How many electrons in `._(19)K` have `n = 3, l = 0` ?

To determine how many electrons in potassium-19 (represented as \( _{19}K \)) have quantum numbers \( n = 3 \) and \( l = 0 \), we will follow these steps: ### Step 1: Identify the Atomic Number Potassium (K) has an atomic number of 19, which means it has 19 electrons. ### Step 2: Write the Electronic Configuration We need to write the electronic configuration for potassium.
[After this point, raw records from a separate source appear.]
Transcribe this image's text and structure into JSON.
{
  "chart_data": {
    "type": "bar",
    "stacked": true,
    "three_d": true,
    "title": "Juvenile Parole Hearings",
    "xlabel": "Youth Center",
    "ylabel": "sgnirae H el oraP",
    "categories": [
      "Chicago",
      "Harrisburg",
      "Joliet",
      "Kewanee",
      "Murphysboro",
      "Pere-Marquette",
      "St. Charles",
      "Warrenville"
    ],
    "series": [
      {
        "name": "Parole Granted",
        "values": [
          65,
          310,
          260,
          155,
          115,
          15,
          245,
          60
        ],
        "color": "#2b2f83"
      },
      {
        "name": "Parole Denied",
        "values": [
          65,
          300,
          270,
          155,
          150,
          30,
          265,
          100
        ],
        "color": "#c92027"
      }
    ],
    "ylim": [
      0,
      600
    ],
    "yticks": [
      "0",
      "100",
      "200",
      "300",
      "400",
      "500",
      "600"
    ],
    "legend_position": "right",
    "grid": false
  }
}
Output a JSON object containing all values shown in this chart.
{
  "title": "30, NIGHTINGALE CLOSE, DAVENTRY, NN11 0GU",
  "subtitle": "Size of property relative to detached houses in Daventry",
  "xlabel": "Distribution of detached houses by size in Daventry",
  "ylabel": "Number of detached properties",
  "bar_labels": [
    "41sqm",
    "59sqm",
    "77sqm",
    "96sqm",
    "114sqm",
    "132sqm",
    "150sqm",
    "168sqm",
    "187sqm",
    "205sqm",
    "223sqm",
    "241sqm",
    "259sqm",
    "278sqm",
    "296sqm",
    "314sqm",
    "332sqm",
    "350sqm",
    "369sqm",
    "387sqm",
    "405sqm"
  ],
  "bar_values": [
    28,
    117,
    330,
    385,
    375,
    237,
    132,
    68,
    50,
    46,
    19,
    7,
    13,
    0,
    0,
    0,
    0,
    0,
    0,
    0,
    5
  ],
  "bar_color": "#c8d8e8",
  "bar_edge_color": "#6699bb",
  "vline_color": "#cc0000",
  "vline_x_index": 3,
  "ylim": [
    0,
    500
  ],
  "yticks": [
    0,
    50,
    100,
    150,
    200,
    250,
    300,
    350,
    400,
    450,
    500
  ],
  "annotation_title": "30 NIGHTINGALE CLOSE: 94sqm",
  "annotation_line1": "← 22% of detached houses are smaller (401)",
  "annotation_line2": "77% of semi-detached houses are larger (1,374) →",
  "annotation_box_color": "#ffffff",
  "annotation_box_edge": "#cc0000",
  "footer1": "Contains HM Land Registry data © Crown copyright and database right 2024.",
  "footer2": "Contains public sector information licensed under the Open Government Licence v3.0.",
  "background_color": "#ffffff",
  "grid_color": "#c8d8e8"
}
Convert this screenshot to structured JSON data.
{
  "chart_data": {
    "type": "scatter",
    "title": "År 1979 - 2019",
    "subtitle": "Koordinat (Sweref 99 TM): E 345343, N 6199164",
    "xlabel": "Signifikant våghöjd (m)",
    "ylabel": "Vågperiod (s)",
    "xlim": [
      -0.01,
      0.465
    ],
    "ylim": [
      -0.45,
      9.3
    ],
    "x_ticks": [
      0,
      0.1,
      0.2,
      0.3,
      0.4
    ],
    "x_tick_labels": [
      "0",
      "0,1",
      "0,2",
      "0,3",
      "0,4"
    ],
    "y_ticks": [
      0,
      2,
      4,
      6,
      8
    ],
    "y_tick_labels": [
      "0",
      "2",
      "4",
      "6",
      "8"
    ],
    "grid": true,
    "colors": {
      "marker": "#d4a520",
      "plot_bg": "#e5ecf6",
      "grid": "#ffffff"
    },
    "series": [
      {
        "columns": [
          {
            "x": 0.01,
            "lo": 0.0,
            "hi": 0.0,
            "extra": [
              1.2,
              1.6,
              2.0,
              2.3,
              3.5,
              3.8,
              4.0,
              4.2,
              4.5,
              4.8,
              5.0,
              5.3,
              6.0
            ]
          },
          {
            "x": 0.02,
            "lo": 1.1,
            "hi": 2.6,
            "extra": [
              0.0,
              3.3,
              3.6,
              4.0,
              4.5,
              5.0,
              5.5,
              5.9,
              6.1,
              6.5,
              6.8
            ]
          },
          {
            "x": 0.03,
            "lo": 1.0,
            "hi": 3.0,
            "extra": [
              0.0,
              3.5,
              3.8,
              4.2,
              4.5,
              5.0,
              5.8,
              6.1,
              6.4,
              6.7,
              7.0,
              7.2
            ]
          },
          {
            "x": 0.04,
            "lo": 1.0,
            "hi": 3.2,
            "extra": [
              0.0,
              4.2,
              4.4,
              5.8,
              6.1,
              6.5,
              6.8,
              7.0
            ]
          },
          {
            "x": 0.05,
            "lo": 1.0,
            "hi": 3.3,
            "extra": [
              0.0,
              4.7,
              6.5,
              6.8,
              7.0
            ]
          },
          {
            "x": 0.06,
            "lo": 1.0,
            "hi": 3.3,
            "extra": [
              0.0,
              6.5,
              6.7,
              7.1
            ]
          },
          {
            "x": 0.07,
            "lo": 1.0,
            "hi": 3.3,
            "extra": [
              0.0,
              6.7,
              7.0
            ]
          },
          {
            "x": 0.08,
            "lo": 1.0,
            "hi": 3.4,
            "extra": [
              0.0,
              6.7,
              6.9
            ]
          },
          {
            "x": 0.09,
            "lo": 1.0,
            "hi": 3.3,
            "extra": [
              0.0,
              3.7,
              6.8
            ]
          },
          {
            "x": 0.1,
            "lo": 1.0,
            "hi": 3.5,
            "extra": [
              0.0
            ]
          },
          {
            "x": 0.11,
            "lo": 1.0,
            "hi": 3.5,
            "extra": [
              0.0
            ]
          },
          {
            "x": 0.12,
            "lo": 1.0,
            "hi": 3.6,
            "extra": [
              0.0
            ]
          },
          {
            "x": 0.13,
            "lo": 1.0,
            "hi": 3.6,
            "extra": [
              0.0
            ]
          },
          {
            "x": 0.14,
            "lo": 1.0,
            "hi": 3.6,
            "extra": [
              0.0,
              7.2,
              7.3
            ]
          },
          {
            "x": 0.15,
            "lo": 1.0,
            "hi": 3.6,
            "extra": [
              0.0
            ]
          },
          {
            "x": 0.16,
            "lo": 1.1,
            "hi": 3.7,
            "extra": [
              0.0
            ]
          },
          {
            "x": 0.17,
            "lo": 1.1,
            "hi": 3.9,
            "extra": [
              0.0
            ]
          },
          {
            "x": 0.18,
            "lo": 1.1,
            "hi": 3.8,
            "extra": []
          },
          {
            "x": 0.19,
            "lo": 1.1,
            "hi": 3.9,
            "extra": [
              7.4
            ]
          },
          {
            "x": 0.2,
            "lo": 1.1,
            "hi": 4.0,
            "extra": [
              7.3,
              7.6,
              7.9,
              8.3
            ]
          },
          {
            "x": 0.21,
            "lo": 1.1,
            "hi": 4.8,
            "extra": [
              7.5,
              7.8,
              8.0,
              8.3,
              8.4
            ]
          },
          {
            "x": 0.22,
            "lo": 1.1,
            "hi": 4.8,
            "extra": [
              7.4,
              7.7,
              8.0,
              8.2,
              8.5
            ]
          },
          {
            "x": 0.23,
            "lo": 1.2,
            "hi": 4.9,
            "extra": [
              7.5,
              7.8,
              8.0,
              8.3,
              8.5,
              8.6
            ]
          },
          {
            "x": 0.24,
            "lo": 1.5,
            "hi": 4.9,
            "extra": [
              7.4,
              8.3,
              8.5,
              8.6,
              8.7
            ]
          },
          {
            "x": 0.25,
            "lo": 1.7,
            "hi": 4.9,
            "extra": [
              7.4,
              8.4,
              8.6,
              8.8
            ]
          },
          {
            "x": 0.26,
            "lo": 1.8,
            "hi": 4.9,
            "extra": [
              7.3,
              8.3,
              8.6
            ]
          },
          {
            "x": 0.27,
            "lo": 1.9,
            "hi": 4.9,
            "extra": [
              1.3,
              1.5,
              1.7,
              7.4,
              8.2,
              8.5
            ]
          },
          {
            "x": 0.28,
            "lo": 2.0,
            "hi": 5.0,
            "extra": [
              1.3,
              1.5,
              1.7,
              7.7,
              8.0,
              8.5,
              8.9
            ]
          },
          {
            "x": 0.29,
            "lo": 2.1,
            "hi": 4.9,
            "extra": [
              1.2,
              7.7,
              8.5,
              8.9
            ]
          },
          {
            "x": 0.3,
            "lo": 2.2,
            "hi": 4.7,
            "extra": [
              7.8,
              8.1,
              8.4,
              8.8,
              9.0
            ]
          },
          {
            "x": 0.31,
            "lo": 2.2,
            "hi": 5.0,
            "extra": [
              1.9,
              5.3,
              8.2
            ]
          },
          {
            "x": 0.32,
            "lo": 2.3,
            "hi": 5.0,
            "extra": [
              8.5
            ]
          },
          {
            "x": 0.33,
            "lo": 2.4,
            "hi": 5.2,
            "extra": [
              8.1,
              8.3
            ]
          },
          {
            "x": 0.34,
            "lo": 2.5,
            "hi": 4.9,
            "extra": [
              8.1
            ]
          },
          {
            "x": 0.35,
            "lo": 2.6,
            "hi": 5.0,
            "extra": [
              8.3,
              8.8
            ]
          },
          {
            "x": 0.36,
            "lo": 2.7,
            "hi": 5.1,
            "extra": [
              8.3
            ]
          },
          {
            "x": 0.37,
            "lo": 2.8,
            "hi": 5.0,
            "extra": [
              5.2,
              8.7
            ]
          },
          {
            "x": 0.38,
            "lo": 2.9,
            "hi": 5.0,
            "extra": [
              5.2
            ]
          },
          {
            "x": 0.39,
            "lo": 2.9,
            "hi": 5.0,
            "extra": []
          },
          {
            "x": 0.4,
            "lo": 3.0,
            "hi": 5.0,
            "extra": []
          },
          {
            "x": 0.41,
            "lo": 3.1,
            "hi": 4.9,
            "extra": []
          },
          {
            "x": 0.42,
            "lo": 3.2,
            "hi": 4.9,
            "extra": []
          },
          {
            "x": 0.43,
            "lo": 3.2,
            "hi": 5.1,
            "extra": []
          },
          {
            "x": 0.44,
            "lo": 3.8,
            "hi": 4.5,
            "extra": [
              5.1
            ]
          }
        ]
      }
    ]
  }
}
The electrons fill the orbitals in the following order based on the Aufbau principle: 1. \( 1s^2 \) - 2 electrons 2. \( 2s^2 \) - 2 electrons 3. \( 2p^6 \) - 6 electrons 4. \( 3s^2 \) - 2 electrons 5. \( 3p^6 \) - 6 electrons 6. \( 4s^1 \) - 1 electron So, the complete electronic configuration of potassium is: \[ 1s^2 \, 2s^2 \, 2p^6 \, 3s^2 \, 3p^6 \, 4s^1 \] ### Step 3: Identify the Relevant Quantum Numbers The principal quantum number \( n = 3 \) indicates that we are looking at the third energy level. The azimuthal quantum number \( l = 0 \) corresponds to the s-orbital (since \( l = 0 \) represents the s subshell). ### Step 4: Count the Electrons in the 3s Orbital From the electronic configuration, we can see that the 3s subshell has: \[ 3s^2 \] This means there are 2 electrons in the 3s orbital. ### Final Answer Thus, the number of electrons in \( _{19}K \) that have \( n = 3 \) and \( l = 0 \) is **2**.